As with many Dropout originals, much of the show’s genius lies in the nitty-gritty of this production. This is especially true for “Very Important People”: The makeup and costume departments are fundamental to the premise, and it's their hard work that makes the show tick. 

Show director Tamar Levine and makeup department head Alex Perrone host short “Last Look” talkbacks released after each episode, describing the creative process that went into bringing each character to life. They also reveal details as to the production of the show, such as the lengths they go to ensure that the actors aren’t spoiled for their final looks — including tricks like using the wrong end of a makeup brush or loudly discussing where to place hypothetical horns. They also discuss how they film the in-episode video segments, cued perfectly by Michaelis for “out-of-studio” glimpses into the guest’s life and work and shot after the episode on a green screen. 
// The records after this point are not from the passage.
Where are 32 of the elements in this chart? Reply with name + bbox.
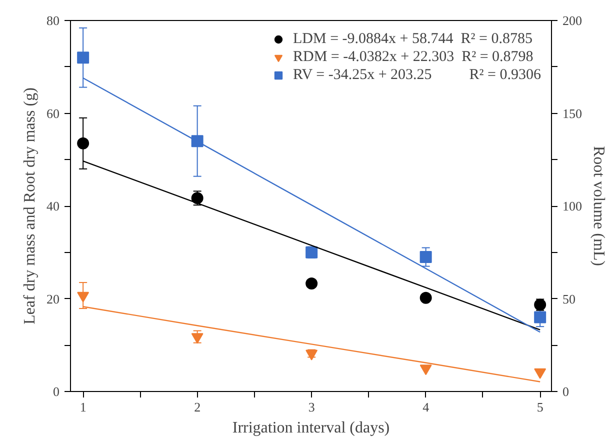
y-tick-label: 60 <box>46 106 60 121</box>
x-tick-label: 1 <box>80 400 86 414</box>
point <box>77 52 90 64</box>
point <box>420 251 432 264</box>
y-tick-label: 80 <box>46 13 60 28</box>
y-tick-label: 20 <box>46 291 60 306</box>
legend-label: LDM = -9.0884x + 58.744 R² = 0.8785 <box>293 30 532 48</box>
x-tick-label: 3 <box>308 400 315 414</box>
point <box>191 333 204 344</box>
y2-tick-label: 50 <box>562 291 576 306</box>
y-axis-title: Leaf dry mass and Root dry mass (g) <box>22 88 38 324</box>
x-axis-title: Irrigation interval (days) <box>232 420 390 436</box>
point <box>420 364 432 376</box>
x-tick-label: 4 <box>422 400 430 414</box>
y2-tick-label: 0 <box>562 384 569 399</box>
y-tick-label: 0 <box>53 384 60 399</box>
y2-tick-label: 150 <box>562 106 582 121</box>
y-tick-label: 40 <box>46 198 60 214</box>
y2-tick-label: 200 <box>562 13 582 28</box>
legend-label: RDM = -4.0382x + 22.303 R² = 0.8798 <box>293 48 534 66</box>
point <box>306 277 318 290</box>
point <box>534 368 546 379</box>
point <box>534 311 546 324</box>
x-tick-label: 5 <box>536 400 544 414</box>
point <box>77 137 90 150</box>
x-tick-label: 2 <box>194 400 201 414</box>
y2-tick-label: 100 <box>562 198 582 214</box>
point <box>306 350 318 360</box>
y2-axis-title: Root volume (mL) <box>590 146 607 266</box>
legend-label: RV = -34.25x + 203.25 R² = 0.9306 <box>293 66 541 84</box>
point <box>420 292 432 304</box>
point <box>77 292 90 302</box>
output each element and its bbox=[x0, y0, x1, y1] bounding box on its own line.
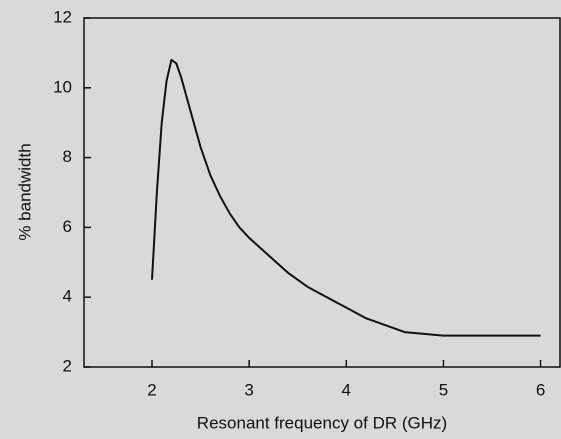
x-tick-label: 2 bbox=[147, 380, 156, 399]
x-tick-label: 4 bbox=[342, 380, 351, 399]
plot-frame bbox=[83, 17, 561, 368]
y-tick-label: 8 bbox=[63, 147, 72, 166]
y-tick-label: 2 bbox=[63, 356, 72, 375]
y-tick-label: 6 bbox=[63, 217, 72, 236]
y-tick-label: 10 bbox=[53, 77, 72, 96]
x-tick-label: 6 bbox=[536, 380, 545, 399]
y-axis-label: % bandwidth bbox=[15, 143, 34, 240]
x-tick-label: 5 bbox=[439, 380, 448, 399]
x-axis-label: Resonant frequency of DR (GHz) bbox=[197, 413, 447, 432]
y-tick-label: 4 bbox=[63, 287, 72, 306]
y-tick-label: 12 bbox=[53, 7, 72, 26]
x-tick-label: 3 bbox=[244, 380, 253, 399]
data-line bbox=[151, 58, 541, 337]
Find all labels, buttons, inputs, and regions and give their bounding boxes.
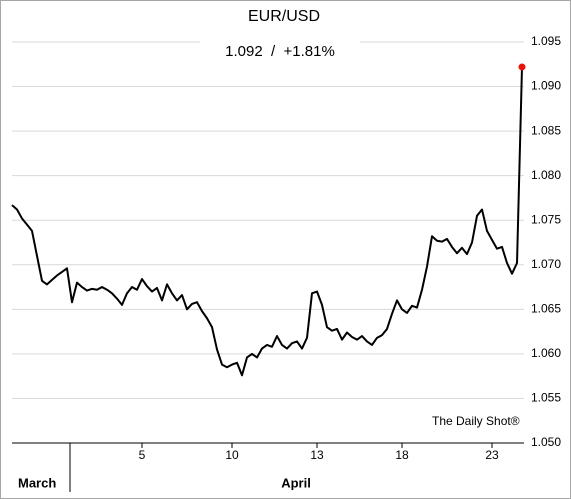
y-tick-label: 1.080: [531, 168, 561, 182]
y-tick-label: 1.075: [531, 212, 561, 226]
x-tick-label: 23: [485, 448, 499, 462]
y-tick-label: 1.070: [531, 257, 561, 271]
y-tick-label: 1.050: [531, 435, 561, 449]
month-label: March: [18, 475, 56, 490]
chart-title: EUR/USD: [248, 8, 320, 25]
y-tick-label: 1.060: [531, 346, 561, 360]
x-tick-label: 13: [310, 448, 324, 462]
end-marker: [518, 63, 526, 71]
x-tick-label: 5: [139, 448, 146, 462]
y-tick-label: 1.065: [531, 302, 561, 316]
watermark: The Daily Shot®: [432, 414, 520, 428]
x-tick-label: 10: [225, 448, 239, 462]
month-label: April: [281, 475, 311, 490]
x-tick-label: 18: [395, 448, 409, 462]
subtitle: 1.092 / +1.81%: [225, 43, 335, 60]
subtitle-box: [200, 38, 360, 66]
y-tick-label: 1.085: [531, 123, 561, 137]
price-line: [11, 66, 523, 377]
y-tick-label: 1.095: [531, 34, 561, 48]
y-tick-label: 1.055: [531, 391, 561, 405]
y-tick-label: 1.090: [531, 79, 561, 93]
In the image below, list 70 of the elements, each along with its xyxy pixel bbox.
The three episodes out now star Anna Garcia, Ify Nwadiwe and Lisa Gilroy — all phenomenal comedians in their own right who have appeared on other Dropout shows within the past year. All three shine in their respective episodes as a Europop princess, a movie-watching alien and “Vic’s ex-step-grandmother,” respectively. It’s impossible at this point to choose a standout. The formula of the show lets each comedian showcase exactly what they’re good at and spotlights their particular talents as improvisers. 
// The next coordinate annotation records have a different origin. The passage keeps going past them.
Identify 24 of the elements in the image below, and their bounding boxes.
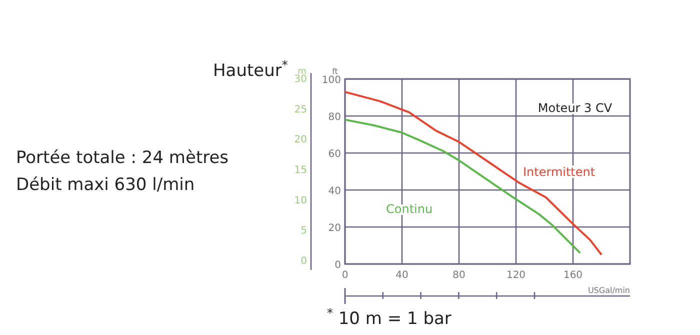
y-axis-title: ft (332, 67, 338, 76)
x-tick-label: 120 (506, 270, 526, 281)
y2-tick-label: 20 (294, 134, 307, 146)
y2-tick-label: 0 (300, 256, 307, 267)
y2-tick-label: 15 (294, 165, 307, 176)
text: Portée totale : 24 mètres (16, 148, 229, 168)
y2-tick-label: 25 (294, 104, 307, 116)
y2-tick-label: 5 (300, 226, 307, 237)
y2-tick-label: 10 (294, 195, 307, 206)
x2-axis-title: USGal/min (588, 286, 630, 295)
x-tick-label: 160 (563, 270, 583, 281)
x-tick-label: 0 (342, 270, 348, 281)
text: Débit maxi 630 l/min (16, 175, 195, 195)
text: Hauteur$^{*}$ (213, 58, 288, 81)
y-tick-label: 40 (328, 186, 341, 197)
y-tick-label: 20 (328, 223, 341, 234)
x-tick-label: 40 (396, 270, 408, 281)
y-tick-label: 100 (322, 75, 341, 86)
y2-tick-label: 30 (294, 74, 307, 85)
y-tick-label: 0 (334, 260, 341, 271)
x-tick-label: 80 (452, 270, 466, 281)
text: $^{*}$ 10 m = 1 bar (327, 306, 452, 329)
y-tick-label: 80 (328, 112, 341, 123)
y-tick-label: 60 (328, 149, 341, 160)
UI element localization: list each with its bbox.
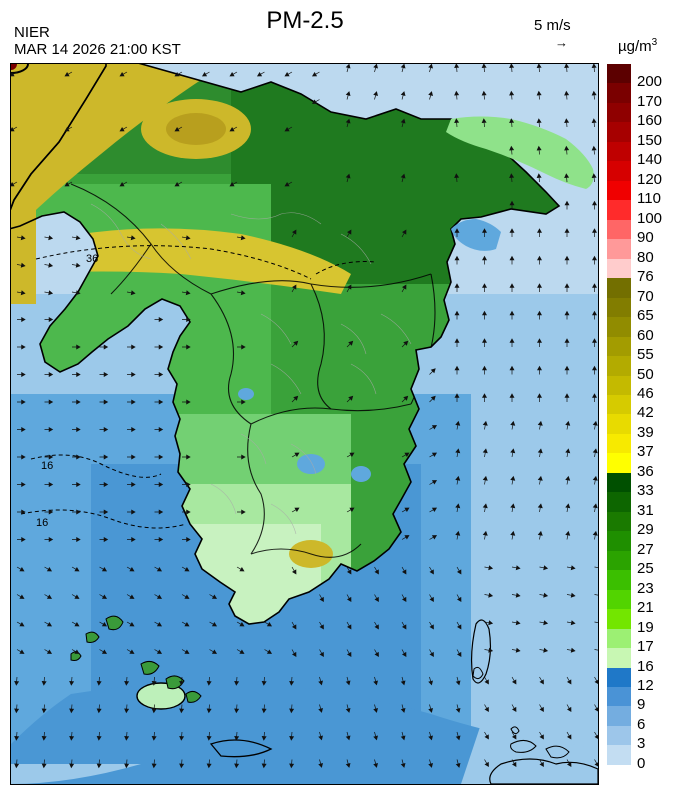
svg-text:16: 16 <box>36 517 48 529</box>
svg-text:36: 36 <box>86 253 98 265</box>
svg-text:16: 16 <box>41 460 53 472</box>
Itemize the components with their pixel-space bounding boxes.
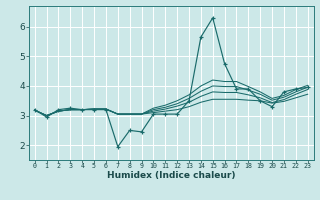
X-axis label: Humidex (Indice chaleur): Humidex (Indice chaleur) — [107, 171, 236, 180]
Ultimately, “Very Important People” strips improv comedy down to its bare basics: two characters having a conversation, each building on what the other says, creating a world based on a simple prompt. The show’s success is in its extraordinarily well-thought out production and bulletproof execution. You’d be hard-pressed to find a show so delightful throughout, from concept to cast to creation to product. 

Is it too soon to ask for a season two?